Background: Clubfoot constitutes roughly 70 percent of all foot deformities in arthrogryposis syndrome and 98% of those in classic arthrogryposis. Treatment of arthrogrypotic clubfoot is difficult and challenging due to a combination of factors like stiffness of ankle-foot complex, severe deformities and resistance to conventional treatment, frequent relapses and the challenge is further compounded by presence of associated hip and knee contractures.

Method: A prospective clinical study was conducted using a sample of nineteen clubfeet in twelve arthrogrypotic children. During weekly visits Pirani and Dimeglio scores were assigned to each foot followed by manipulation and serial cast application according to the classical Ponseti technique. Mean initial Pirani score and Dimeglio score were 5.23 ± 0.5 and 15.79 ± 2.4 respectively. Mean Pirani and Dimeglio score at last follow up were 2.37 ± 1.9 and 8.26 ± 4.93 respectively. An average of 11.3 casts was required to achieve correction. Tendoachilles tenotomy was required in all 19 AMC clubfeet.

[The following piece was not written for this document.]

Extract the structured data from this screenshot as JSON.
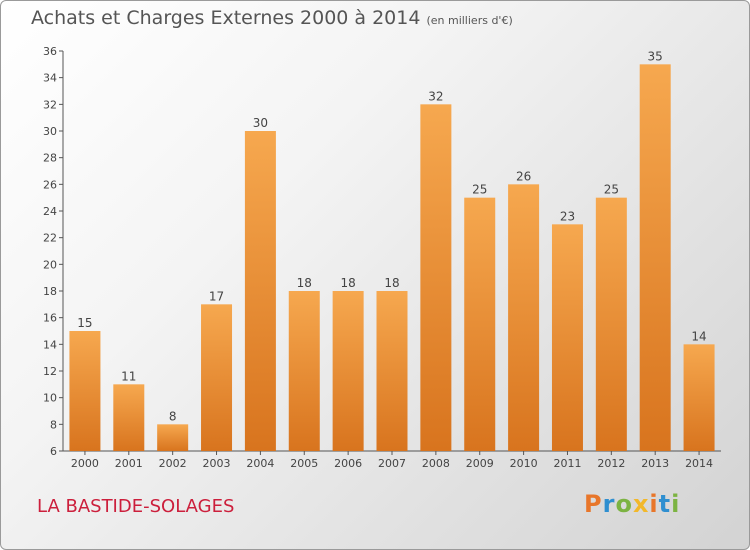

Result: The primary outcome measure was to evaluate the role of Ponseti technique in management of arthrogrypotic clubfeet. The secondary outcome measure was to study the possible causes of relapses and complications with additional procedures required to manage clubfeet in AMC an initial correction was achieved in 13 out of 19 arthrogrypotic clubfeet (68.4%). Relapse occurred in 8 out of 19 clubfeet. Five of those relapsed feet were corrected by re-casting ± tenotomy. 52.6% of arthrogrypotic clubfeet were successfully treated by the Ponseti technique in our study. Three patients failed to respond to Ponseti technique required some form of soft tissue surgery.

Conclusion: Based on our results, we recommend the Ponseti technique as the first line initial treatment for arthrogrypotic clubfeet. Although such feet require a higher number of plaster casts with a higher rate of tendo-achilles tenotomy but the eventual outcome is satisfactory. Although, relapses are higher than classical idiopathic clubfeet, most of them respond to re-manipulation and serial casting ± re-tenotomy.